Peyzaj Mimarları Odası  Öğrenci Üye Kolu (PMOGenç)  tarafından 21 Nisan 2007 tarihinde yapılan "Düzenleme Kurulu Toplantısı" ile hazırlıklarına başlanan Peyzaj Mimarlığı II. Öğrenci Kurultayı,  ülkenin dört bir yanından , peyzaj mimarlığı eğitimi veren bütün üniversitelerden, fakültelerden, amfilerden, dersliklerden gelen yüzlerce peyzaj mimarlığı öğrencisinin katılımı ile 09 Kasım 2007 tarihinde Ankara Üniversitesi Ziraat Fakültesi Dekanlık Konferans Salonunda tamamlandı.
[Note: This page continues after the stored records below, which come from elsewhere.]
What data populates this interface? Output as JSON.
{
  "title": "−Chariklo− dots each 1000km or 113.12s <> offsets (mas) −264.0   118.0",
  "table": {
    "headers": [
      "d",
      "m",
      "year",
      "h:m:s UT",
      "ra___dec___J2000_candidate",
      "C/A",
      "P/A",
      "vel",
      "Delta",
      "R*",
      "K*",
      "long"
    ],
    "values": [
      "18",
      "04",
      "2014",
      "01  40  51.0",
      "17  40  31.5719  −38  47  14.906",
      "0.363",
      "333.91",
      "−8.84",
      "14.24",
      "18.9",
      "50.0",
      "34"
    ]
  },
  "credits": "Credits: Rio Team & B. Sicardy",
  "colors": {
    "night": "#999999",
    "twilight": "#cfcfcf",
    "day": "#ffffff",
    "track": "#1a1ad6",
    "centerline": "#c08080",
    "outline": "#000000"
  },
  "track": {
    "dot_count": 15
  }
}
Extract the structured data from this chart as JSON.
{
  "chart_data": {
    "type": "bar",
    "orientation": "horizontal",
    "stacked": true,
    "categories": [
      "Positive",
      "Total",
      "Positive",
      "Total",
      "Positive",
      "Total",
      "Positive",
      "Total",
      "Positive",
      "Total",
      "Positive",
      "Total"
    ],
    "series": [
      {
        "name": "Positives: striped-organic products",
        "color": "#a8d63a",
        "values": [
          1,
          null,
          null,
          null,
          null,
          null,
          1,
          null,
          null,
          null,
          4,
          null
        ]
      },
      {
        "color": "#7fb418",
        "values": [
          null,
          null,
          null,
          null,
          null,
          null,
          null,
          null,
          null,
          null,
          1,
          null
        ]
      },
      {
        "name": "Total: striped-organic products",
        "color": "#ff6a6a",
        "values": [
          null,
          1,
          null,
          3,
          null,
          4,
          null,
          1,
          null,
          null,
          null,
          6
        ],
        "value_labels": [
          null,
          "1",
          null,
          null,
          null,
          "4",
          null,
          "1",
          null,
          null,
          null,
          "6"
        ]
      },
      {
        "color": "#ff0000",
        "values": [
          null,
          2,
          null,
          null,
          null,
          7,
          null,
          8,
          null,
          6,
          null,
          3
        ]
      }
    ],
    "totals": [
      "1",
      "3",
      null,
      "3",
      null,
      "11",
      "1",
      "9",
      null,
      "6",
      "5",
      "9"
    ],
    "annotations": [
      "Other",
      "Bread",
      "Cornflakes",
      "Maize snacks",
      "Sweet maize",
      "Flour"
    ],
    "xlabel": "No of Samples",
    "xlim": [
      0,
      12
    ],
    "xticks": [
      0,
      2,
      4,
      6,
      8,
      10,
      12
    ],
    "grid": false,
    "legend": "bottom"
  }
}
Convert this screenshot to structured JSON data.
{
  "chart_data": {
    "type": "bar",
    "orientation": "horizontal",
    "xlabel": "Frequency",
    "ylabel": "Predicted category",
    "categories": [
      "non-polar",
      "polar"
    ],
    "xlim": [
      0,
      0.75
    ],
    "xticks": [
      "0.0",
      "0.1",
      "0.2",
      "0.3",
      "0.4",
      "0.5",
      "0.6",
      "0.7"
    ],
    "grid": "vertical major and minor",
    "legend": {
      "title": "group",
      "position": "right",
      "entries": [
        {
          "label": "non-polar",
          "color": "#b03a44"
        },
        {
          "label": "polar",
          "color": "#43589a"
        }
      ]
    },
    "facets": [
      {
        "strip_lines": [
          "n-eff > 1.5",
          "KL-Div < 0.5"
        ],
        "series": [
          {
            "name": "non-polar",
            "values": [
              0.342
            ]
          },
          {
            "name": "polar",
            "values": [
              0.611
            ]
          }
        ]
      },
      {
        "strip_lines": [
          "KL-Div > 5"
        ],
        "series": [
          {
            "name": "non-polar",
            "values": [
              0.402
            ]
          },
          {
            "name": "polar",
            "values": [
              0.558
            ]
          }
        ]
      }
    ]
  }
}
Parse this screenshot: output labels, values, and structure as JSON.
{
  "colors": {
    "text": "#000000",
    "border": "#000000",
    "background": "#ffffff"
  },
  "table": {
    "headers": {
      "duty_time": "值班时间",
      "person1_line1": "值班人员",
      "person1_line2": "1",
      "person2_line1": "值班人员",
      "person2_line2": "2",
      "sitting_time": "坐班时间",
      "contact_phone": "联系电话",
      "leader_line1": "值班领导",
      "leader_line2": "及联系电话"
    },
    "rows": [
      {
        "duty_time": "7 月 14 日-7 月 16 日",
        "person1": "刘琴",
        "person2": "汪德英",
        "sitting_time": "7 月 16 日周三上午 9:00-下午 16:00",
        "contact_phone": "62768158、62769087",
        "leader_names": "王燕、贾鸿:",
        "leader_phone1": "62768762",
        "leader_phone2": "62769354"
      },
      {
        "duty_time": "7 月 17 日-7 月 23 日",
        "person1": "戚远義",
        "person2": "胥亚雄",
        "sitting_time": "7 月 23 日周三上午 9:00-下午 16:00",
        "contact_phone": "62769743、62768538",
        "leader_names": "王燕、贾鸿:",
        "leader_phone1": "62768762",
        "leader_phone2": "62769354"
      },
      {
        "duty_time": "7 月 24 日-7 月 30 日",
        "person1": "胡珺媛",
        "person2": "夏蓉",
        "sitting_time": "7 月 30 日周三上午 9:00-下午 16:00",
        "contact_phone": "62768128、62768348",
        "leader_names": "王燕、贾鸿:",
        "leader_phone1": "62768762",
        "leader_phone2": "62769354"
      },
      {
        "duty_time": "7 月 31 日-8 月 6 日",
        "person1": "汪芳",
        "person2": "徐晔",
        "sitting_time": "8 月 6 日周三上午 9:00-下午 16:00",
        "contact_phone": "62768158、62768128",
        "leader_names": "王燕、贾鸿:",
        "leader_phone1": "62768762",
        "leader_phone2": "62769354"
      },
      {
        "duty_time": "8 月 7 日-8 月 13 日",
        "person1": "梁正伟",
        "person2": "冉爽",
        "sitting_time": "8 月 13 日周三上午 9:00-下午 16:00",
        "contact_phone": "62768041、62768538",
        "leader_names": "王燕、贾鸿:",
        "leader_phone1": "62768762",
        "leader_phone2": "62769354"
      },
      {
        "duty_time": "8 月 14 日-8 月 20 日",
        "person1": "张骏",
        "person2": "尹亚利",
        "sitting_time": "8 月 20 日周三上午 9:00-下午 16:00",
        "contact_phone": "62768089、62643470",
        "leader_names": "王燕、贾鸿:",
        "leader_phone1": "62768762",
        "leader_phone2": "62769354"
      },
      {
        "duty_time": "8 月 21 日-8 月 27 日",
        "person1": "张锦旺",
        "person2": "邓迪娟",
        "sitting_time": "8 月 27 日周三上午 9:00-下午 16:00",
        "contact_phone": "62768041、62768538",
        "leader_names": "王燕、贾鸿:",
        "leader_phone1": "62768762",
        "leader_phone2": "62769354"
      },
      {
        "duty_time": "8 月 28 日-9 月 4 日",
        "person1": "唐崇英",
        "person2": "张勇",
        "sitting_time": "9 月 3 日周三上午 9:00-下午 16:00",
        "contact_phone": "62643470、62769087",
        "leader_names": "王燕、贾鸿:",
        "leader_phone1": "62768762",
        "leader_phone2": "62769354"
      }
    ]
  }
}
Kurultaya "AMFİLERDEN GELİYORUZ, sözümüzü söylemeye" sloganı ile hazırlanan öğrenciler sözlerini tuttular. Ülkemizin bugün en temel toplumsal ve mesleki konularına dair sözlerini söylediler. nükleer santrallerden , rant yasalarına, orman yasasından  su politikalarına, anayasa tartışmalarından, eğitime, örgütlenmeden kıyı politikalarına kadar geniş bir projeksiyonda bildirilerini katılımcılarla paylaştılar.. Hem de PMOGenç‘ lilere yakışır iddia ve kararlılıkta...

"Biz Peyzaj Mimarları bilime, bilimsel akla, hukuka , meslek etiğine, toplumculuğa inanıyoruz. En büyük silahımız bilim ve aklımız. Ülkeye ve mesleğimize zarar veren bütün yasalarda olduğu gibi günü geldiğinde bu yasa ve sorumlularıyla da hesaplaşmak görevimiz olacak!" dedi bir temsilcimiz... ülkeye ve mesleğine sahip çıkma kararlığı ve onuruyla...

"eğitim herkesin en temel eşit ve bilimsel olarak yararlanması gereken bir kamu hakkıdır, herkese eşit-bilimsel ve ücretsiz eğitim"  diye haykırdı diğer bir öğrenci temsilcimiz.. Eğitimin bir meta olarak pazarlanmaması gerektiği bilinciyle ve gururuyla...

"Örgütlenmenin  bilinci" dedi Ege‘ den genç bir ses... "Örgütlü toplum güçlüdür, biz de örgütleniyoruz, güçleniyoruz..."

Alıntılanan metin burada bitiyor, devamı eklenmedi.